While the great bulk of our time and attention will be dedicated to our selected literary texts, students should expect brief forays (side quests, as it were) into the worlds of Janelle Monae, Black Mirror, and the 2016 MetGala, to name a few.

 

English 133B: African-American Literature since 1917 with Jared Robinson

Summer Session D: July 5 – August 12

The first two decades of the 20th century spelled disaster for the formerly enslaved and their descendants. Commonly referred to as the nadir of black life in America, this time saw a spike in lynchings, the dethroning of several hard fought seats for African Americans in congress, as well as a sweeping regressive resurgence of Jim Crow policy. This ever-tightening cultural stranglehold at home was met by the discovery of social freedoms abroad, as black troops served in the first and second World Wars as well as armed conflicts in Korea and Vietnam. The social unrest caused in part by the encounter with differently prejudiced populations, especially on the European continent, coupled with the intensity of the white violence that answered the new expectations of blacks at home, would boil over into America’s second mid-century internal conflict—the Civil War turned Civil Rights. As the centennial of that most bloody conflict in American history approached (far out killing any of the wars mentioned above), the concerns that had driven brother to slaughter brother found a novel and “non-violent”, black-lead expression.
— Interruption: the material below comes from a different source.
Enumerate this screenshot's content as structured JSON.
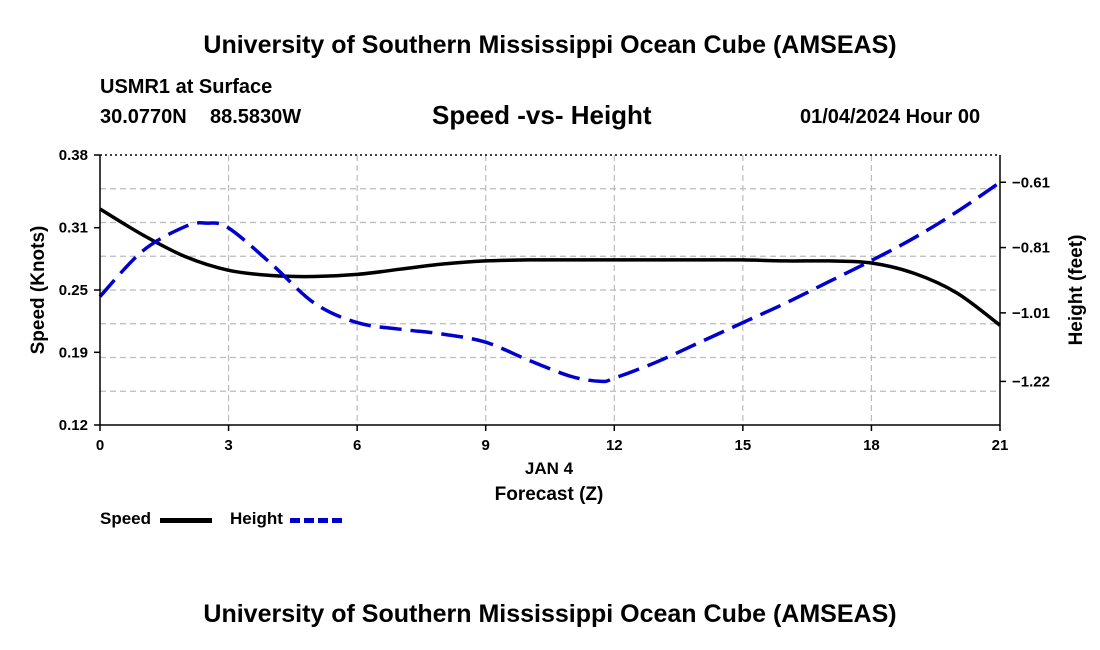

The literary culture that sprung up to document and critique this movement—from Black Reconstruction thru Harlem Renaissance to Anti-capitalist Revolution—is the topic of this course.

Romare Bearden — “Profile/Part 1, The Twenties: Mecklenberg County, School Bell Time” Collage on board, 1978.

 

English 138: Literatures of Decolonization with Leo Dunsker

Summer Session D: July 5 – August 12

What do we mean by “decolonization,” really? Is it a political or economic process? Is it a psychological (or even spiritual) one? In this class, we will read works from a range of colonial and postcolonial lifeworlds: some written in the midst of violent revolution, some anticipating long struggles for independence, some simply asking what it means (or might mean, or has meant) to be other than colonial.